The work by crews that this week cleared away the sidewalk from a roughly quarter-mile stretch on the east side of Washington Street should be welcome to Gloucester residents and businesses alike, including those that may be temporarily inconvenienced.
That work not only aims to carry out badly needed sidewalk repairs and replacement — notably on stretches where the pavement has been torn, patched and parsed by tree roots and other obstructions. And it will not only result in a new greenway between the sidewalk and the street, with new trees.

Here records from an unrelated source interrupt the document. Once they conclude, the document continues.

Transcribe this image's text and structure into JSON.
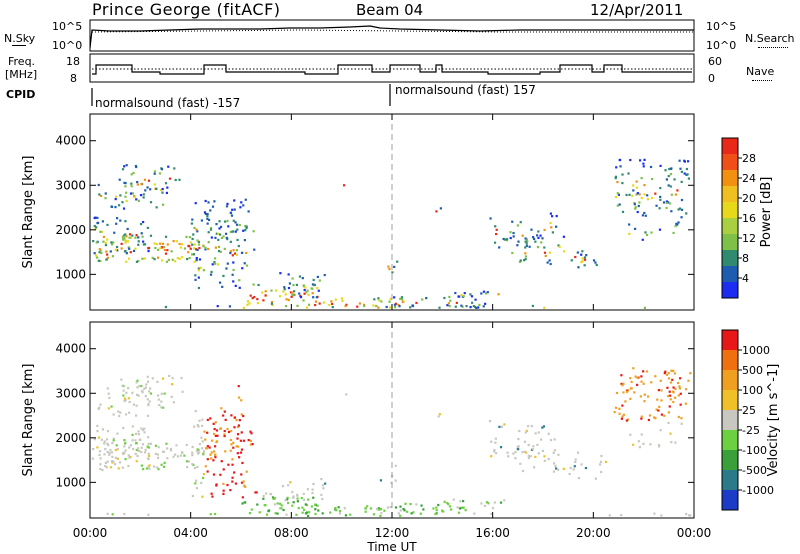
{
  "header": {
    "title": "Prince George (fitACF)",
    "beam": "Beam 04",
    "date": "12/Apr/2011"
  },
  "strip1": {
    "left_label": "N.Sky",
    "right_label": "N.Search",
    "ticks_left": [
      "10^5",
      "10^0"
    ],
    "ticks_right": [
      "10^5",
      "10^0"
    ]
  },
  "strip2": {
    "left_label_1": "Freq.",
    "left_label_2": "[MHz]",
    "right_label": "Nave",
    "ticks_left": [
      "18",
      "8"
    ],
    "ticks_right": [
      "60",
      "0"
    ]
  },
  "cpid": {
    "label": "CPID",
    "segment_1": "normalsound (fast) -157",
    "segment_2": "normalsound (fast) 157"
  },
  "chart_data": [
    {
      "type": "heatmap",
      "ylabel": "Slant Range [km]",
      "yticks": [
        "1000",
        "2000",
        "3000",
        "4000"
      ],
      "ylim": [
        200,
        4600
      ],
      "colorbar_label": "Power [dB]",
      "colorbar_ticks": [
        "4",
        "8",
        "12",
        "16",
        "20",
        "24",
        "28"
      ],
      "colors": [
        "#1c2cf0",
        "#1e5cb0",
        "#2f8a70",
        "#7ec048",
        "#e8d81a",
        "#f29010",
        "#e82818"
      ]
    },
    {
      "type": "heatmap",
      "ylabel": "Slant Range [km]",
      "yticks": [
        "1000",
        "2000",
        "3000",
        "4000"
      ],
      "ylim": [
        200,
        4600
      ],
      "colorbar_label": "Velocity [m s^-1]",
      "colorbar_ticks": [
        "1000",
        "500",
        "100",
        "25",
        "-25",
        "-100",
        "-500",
        "-1000"
      ],
      "colors": [
        "#1c3cc8",
        "#2a7a8a",
        "#3aa03a",
        "#6cd040",
        "#c8c8c0",
        "#f0c028",
        "#f0a020",
        "#f07010",
        "#e81818"
      ]
    }
  ],
  "x_axis": {
    "ticks": [
      "00:00",
      "04:00",
      "08:00",
      "12:00",
      "16:00",
      "20:00",
      "00:00"
    ],
    "label": "Time UT"
  }
}
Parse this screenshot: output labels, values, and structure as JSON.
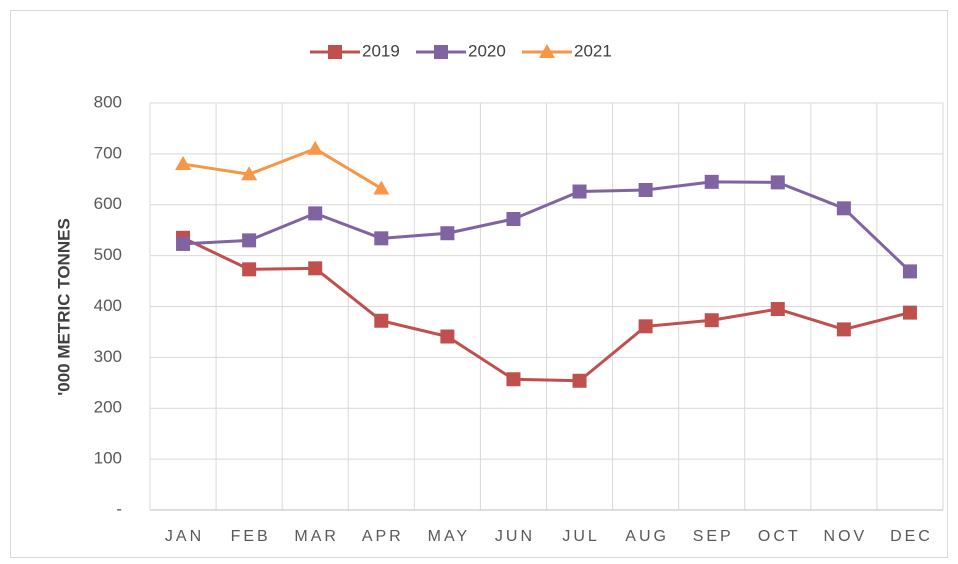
{
  "chart_data": {
    "type": "line",
    "y_label": "'000 METRIC TONNES",
    "categories": [
      "JAN",
      "FEB",
      "MAR",
      "APR",
      "MAY",
      "JUN",
      "JUL",
      "AUG",
      "SEP",
      "OCT",
      "NOV",
      "DEC"
    ],
    "series": [
      {
        "name": "2019",
        "color": "#c0504d",
        "marker": "square",
        "values": [
          535,
          473,
          475,
          372,
          341,
          257,
          254,
          361,
          373,
          395,
          355,
          388
        ]
      },
      {
        "name": "2020",
        "color": "#8064a2",
        "marker": "square",
        "values": [
          523,
          530,
          583,
          534,
          544,
          572,
          626,
          629,
          645,
          644,
          593,
          469
        ]
      },
      {
        "name": "2021",
        "color": "#f79646",
        "marker": "triangle",
        "values": [
          680,
          660,
          710,
          632,
          null,
          null,
          null,
          null,
          null,
          null,
          null,
          null
        ]
      }
    ],
    "ylim": [
      0,
      800
    ],
    "yticks": [
      {
        "value": 0,
        "label": "-"
      },
      100,
      200,
      300,
      400,
      500,
      600,
      700,
      800
    ],
    "grid": true,
    "legend": "top"
  }
}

At its core, this roughly $200,000 project, carried out by Public Works Director Mike Hale, with the use of a Community Development Department block grant, shows the city is willing to go forward on its own with perhaps the most essential pieces of a larger Washington Street project — one that’s been on drawing boards since at least 2008 and is still awaiting state funding of $3 million, secured at this point by state Sen. Bruce Tarr in a still-pending transportation bond bill.
The current work clearly addresses the need for better and safer pedestrian access along one of Gloucester’s busiest streets outside of its downtown. It will provide far better access for the disabled, further addressing a need that remains problematic in many parts of the city. And it’s clearly being done through working with, not against, Washington Street businesses.
That’s illustrated by the talks among Hale, contractor Mike Nocella of Nocella Paving, and George’s of Gloucester coffee shop owner Dean Salah, who praised Hale and others for being considerate and willing to work out schedules that will minimize any parking impacts that could have been crippling.
Hale was absolutely right in noting that a previous state Department of Transportation project — with parking-place killing bump outs and a Centennial/Grove Street traffic light — was not what many Gloucester residents wanted or needed. And before the larger state project goes forward, it’s still essential for residents and business owners to have input on its final design.
In the meantime, it’s good to know that Hale and other city officials are willing to go forward and carry out the level of Washington Street project the city clearly needs. That’s the kind of call local officials must be able to make.